Automatic Speech Recognition#

Automatic Speech Recognition (ASR) is a technique or an application that uses Machine Learning to process human speech and convert it into readable text. The field has grown exponentially over the past decade, with ASR systems used in popular applications such as Instagram for real-time captions, Spotify for podcast transcriptions, Zoom for meeting transcriptions, and so forth.

The product of a speech recognition system is a transcription. This can be a full verbatim transcription if it captures everything in the audio file, including pauses, filler words, laughter, and noises like a door slamming and a phone ringing. It’s used in situations where accuracy is critical and every small detail is relevant. In contrast, a clean verbatim transcription does not change the text’s meaning or paraphrase it, but it eliminates unnecessary words in the speaker’s speech. Non-verbal communication that does not add value to the content is left out, including filler words and stammering. The ultimate goal of this mode of transcription is to achieve a balance between readability and completeness. The degree of deletion depends on the purpose of the application.

There are two main approaches to Automatic Speech Recognition: a hybrid, more traditional, approach and an end-to-end, modern, Deep Learning approach.

Hybrid approach#

The traditional hybrid approach has been used for the past fifteen years. It is still the approach of choice for many because there is a lot of knowledge around how to build a robust model. The drawback is that this technology seems to have reached a plateau and it is very difficult to further improve its accuracy. To make transcription predictions, this approach combines at least three components: a lexicon model, an acoustic model, and a language model.

The lexicon model describes how words are pronounced phonetically. It requires a custom phoneme set for each language. These are handcrafted by expert phoneticians. The goal of the acoustic model is to predict which sound or phoneme is being spoken at each speech segment of the original speech. Finally, the language model is the representation (statistics) of language, i.e. the sequences of words that are most likely to be spoken in a given language. Its goal is to predict which words will follow on from the current words and with what probability.

There are several main downsides of the hybrid approach: firstly, it requires training three separate models, something which is very time and labor intensive.

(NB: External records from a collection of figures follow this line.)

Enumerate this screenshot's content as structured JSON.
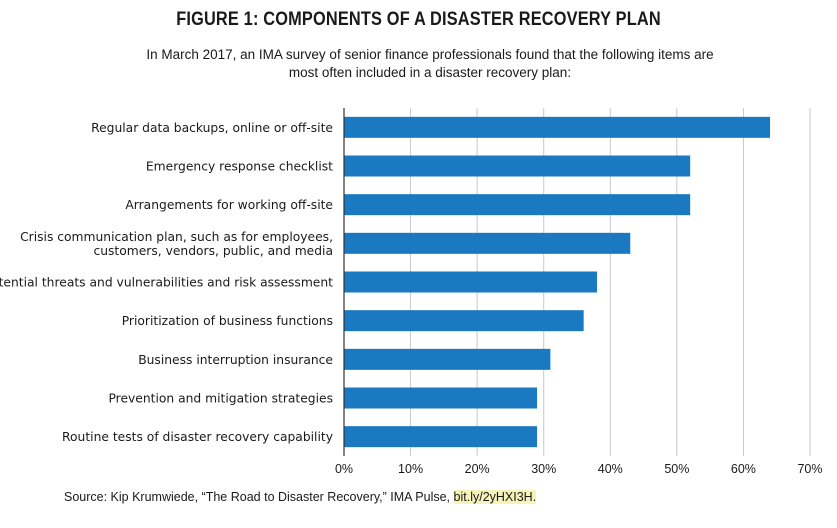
{
  "header": {
    "title": "FIGURE 1: COMPONENTS OF A DISASTER RECOVERY PLAN",
    "subtitle": "In March 2017, an IMA survey of senior finance professionals found that the following items are most often included in a disaster recovery plan:"
  },
  "footer": {
    "source_text": "Source: Kip Krumwiede, “The Road to Disaster Recovery,” IMA Pulse, ",
    "source_link": "bit.ly/2yHXI3H."
  },
  "colors": {
    "bar": "#1a79c1",
    "grid": "#c8c8c8",
    "axis": "#333333"
  },
  "chart_data": {
    "type": "bar",
    "orientation": "horizontal",
    "categories": [
      [
        "Regular data backups, online or off-site"
      ],
      [
        "Emergency response checklist"
      ],
      [
        "Arrangements for working off-site"
      ],
      [
        "Crisis communication plan, such as for employees,",
        "customers, vendors, public, and media"
      ],
      [
        "Potential threats and vulnerabilities and risk assessment"
      ],
      [
        "Prioritization of business functions"
      ],
      [
        "Business interruption insurance"
      ],
      [
        "Prevention and mitigation strategies"
      ],
      [
        "Routine tests of disaster recovery capability"
      ]
    ],
    "values": [
      64,
      52,
      52,
      43,
      38,
      36,
      31,
      29,
      29
    ],
    "xlim": [
      0,
      70
    ],
    "xticks": [
      0,
      10,
      20,
      30,
      40,
      50,
      60,
      70
    ],
    "xtick_labels": [
      "0%",
      "10%",
      "20%",
      "30%",
      "40%",
      "50%",
      "60%",
      "70%"
    ],
    "grid": "vertical"
  }
}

Secondly, the data required to train such data, especially for the acoustic model, is not abundantly available. Finally, the accuracy of the transcription generated with this technique has reached, as pointed out above, a plateau, and systems are difficult to be improved.

End-to-end approach#

The end-to-end approach is the latest approach to this task. It follows the steps of many other NLP tasks, such as machine translation. The core of an end-to-end approach is a single model with the ability to map directly input and output: in our case spoken language input and its corresponding transcription. The association between the two, i.e how to translate from the spoken words to their transcription, is learned by the algorithm when it is presented with a huge quantity of data pairs. Such pairs are normally in the form of an audio file of a sentence and its correct transcription.


It relies on a great amount of training data such as audio files as input with transcriptions as output.

It has to be pointed out that while an end-to-end model can be created with a single model, i.e. without a lexical model and a language model, in many cases end-to-end models still use a language model downstream. The reason is simple: because language model are a powerful representation of a given language, and are able to predict words in context, they increase substantially the accuracy of an ASR system. From this perspective, the end-to-end approach is also a hybrid model, but simpler than the classic one.

The advantages of end-to-end systems are two folds: they are easier to train and require less human labor than a traditional approach. As a consequence, they produce transcriptions that are more accurate than traditional models.

End-to-end models are known to be data hungry. State-of-the-art ASR systems are trained on 100,000 hours of raw audio and video data. However, obtaining human transcriptions for this same training data is almost impossible given the time constraints associated with human processing speeds.

This is where self-supervised deep learning systems can help. Without the need of labeled data (transcriptions for any audio) it is possible to build a so-called foundational model. This model can be fine-tuned for specific tasks (transcription) using a smaller amount of data, making it a more accessible approach to model building. This approach is very new and may open up new prospects, with ASR models to become more accurate and affordable.